Their melody rang in our ears when we stood once more in the chequered shadow of the chestnut grove, already gilded with autumnal gold, and looked across the wide pale valley to Orvieto. It was the hour of Mass, a Sabbath day and wonderfully silent. Again we seemed to hear that plaintive strain. But it was only the humming of the insects, and the bells of the distant city calling her people to prayer.


VITERBO

Though they are sisters in name—Urbs Vetus and Vetus Urbs—and though their function in the mediaeval history of the Papacy was the same, it would be difficult to find two cities so dissimilar as Orvieto and Viterbo. The mystic sadness of Orvieto is foreshadowed in the pale valley of the Paglia, strewn with the débris of volcanic upheavals; but instinctively our spirits rose as we drew near the gay and beautiful city of Viterbo, across the rolling plains of Lazio, which have been trodden by the feet of all the armies who sought to invade the sanctuary of Rome. It is a field of history and romance, full of memories.

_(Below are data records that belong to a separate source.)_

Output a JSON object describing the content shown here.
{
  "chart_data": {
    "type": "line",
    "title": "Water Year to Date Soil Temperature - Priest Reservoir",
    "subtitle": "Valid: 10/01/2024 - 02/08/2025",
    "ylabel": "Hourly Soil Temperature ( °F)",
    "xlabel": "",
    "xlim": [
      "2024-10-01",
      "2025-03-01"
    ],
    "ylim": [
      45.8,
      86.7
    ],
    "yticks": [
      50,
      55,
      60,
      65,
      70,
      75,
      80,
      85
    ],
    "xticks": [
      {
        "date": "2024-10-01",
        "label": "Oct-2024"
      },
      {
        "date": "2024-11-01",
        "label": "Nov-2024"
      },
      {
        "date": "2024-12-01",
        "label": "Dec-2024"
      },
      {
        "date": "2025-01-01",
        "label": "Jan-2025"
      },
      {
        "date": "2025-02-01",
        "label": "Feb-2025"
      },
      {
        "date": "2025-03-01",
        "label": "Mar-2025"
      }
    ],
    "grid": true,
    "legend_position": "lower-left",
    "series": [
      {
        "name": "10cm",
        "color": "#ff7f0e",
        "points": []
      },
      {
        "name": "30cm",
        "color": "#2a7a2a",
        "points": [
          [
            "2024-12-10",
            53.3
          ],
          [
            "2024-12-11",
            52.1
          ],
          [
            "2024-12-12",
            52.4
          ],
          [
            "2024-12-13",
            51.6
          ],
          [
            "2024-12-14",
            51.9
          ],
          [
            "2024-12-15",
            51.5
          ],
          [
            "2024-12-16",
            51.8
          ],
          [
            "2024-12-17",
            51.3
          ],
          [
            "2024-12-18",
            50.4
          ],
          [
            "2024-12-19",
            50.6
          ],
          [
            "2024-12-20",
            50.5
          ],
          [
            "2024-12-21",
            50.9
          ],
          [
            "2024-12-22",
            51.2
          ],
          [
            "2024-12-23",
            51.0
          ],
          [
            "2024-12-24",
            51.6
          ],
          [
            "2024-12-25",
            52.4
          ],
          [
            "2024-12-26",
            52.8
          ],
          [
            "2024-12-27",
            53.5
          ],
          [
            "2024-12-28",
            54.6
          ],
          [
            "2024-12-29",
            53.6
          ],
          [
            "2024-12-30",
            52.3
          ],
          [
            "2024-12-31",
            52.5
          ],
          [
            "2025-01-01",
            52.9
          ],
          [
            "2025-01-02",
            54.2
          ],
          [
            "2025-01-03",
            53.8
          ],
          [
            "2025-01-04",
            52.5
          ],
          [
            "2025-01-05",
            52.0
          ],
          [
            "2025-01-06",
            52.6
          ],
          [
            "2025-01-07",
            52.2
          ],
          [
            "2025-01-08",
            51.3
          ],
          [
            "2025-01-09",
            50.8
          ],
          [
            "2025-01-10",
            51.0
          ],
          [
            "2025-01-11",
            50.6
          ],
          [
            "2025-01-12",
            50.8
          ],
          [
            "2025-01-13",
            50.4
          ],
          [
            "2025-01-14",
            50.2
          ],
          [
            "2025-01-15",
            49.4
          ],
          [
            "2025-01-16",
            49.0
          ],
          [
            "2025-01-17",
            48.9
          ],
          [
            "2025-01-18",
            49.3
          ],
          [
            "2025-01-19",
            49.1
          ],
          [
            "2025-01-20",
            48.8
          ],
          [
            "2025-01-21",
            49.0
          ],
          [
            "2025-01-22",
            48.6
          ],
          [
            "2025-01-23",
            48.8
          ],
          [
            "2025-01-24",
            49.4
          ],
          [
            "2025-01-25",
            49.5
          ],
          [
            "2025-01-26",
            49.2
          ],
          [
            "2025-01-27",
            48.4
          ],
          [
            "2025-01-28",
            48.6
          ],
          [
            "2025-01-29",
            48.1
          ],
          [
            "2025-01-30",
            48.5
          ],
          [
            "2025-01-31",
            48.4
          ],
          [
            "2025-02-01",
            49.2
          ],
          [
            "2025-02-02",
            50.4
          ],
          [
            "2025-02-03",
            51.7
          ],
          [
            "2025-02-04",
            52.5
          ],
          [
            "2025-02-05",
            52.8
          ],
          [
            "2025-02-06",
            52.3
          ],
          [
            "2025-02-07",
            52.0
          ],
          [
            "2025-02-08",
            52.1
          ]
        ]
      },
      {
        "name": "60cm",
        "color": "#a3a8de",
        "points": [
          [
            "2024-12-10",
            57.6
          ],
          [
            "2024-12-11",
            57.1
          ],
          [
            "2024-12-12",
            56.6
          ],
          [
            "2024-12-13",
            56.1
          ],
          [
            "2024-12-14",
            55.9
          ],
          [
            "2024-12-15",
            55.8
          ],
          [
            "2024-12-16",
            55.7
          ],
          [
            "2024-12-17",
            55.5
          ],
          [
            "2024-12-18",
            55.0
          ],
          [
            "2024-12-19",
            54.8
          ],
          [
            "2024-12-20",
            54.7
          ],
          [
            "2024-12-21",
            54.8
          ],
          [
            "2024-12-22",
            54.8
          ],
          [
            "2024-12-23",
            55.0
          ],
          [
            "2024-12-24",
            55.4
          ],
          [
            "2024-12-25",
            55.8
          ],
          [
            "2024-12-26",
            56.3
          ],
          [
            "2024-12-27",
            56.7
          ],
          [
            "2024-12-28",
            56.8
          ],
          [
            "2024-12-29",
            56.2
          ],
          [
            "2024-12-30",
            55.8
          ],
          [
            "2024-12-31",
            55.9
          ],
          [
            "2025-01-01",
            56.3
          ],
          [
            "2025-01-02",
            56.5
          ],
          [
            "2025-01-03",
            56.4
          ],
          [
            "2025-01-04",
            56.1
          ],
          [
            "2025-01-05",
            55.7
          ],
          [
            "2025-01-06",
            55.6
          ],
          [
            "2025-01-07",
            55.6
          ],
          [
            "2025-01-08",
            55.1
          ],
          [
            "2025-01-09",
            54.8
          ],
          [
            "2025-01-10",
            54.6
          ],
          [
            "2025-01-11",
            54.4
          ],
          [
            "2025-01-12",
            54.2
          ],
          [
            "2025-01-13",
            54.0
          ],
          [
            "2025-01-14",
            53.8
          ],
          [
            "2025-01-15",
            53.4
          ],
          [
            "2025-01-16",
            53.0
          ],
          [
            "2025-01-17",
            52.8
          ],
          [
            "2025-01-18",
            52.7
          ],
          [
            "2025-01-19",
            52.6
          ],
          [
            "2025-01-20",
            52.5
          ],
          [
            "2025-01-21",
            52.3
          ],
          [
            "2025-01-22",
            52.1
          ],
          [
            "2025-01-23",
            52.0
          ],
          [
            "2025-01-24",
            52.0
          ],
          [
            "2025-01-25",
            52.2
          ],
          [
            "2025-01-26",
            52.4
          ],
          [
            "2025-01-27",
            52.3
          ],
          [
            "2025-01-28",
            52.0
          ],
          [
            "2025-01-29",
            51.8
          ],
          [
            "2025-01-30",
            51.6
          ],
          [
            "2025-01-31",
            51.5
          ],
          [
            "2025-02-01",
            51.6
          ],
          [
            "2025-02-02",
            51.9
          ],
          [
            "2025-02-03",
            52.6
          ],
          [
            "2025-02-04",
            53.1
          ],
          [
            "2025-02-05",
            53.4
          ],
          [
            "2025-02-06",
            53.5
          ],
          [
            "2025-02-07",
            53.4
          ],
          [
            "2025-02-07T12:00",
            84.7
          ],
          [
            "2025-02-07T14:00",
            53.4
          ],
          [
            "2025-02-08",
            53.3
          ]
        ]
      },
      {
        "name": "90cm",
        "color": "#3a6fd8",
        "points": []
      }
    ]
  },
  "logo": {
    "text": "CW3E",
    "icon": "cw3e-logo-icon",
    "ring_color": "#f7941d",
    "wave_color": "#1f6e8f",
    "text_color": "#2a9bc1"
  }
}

Far away upon our left the Appennines were piled like storm-clouds on the horizon; and upon our right, over the valleys once guarded by the strongholds of Etruria, rose the splendid outline of Montefiascone, the shrine of the Goddess of the Etruscans—the Fanum Voltumnae, to which they gathered in times of doubt or danger to consult the oracles and appease the gods. Near at hand, black against the blue Sabine mountains, was the mysterious Ciminian Mount, whose terrors held the Roman legionaries in check until the Consul Fabius Maximus in b.c. 310 plunged through its forests into the great Etrurian Plain, to the terror of the Senate, whose prohibition reached him too late.

OUTSIDE THE WALLS OF VITERBO.

The sun was sinking behind the hill of Montefiascone when we entered Viterbo. It was Sunday, and the passeggiata between the station and the Porta Fiorentina was filled with a gay crowd of citizens and soldiers. For unlike the other papal cities of refuge, Orvieto and Anagni, which have fallen upon evil days, Viterbo, always a natural centre, is becoming an important provincial capital, one of the most prosperous towns in Italy, with a rapidly increasing population. And to her honour be it said that her municipal energy is making itself felt to great advantage in the direction of stripping from her Gothic palaces and churches the baroquetries which have veiled their beauties during the last three centuries.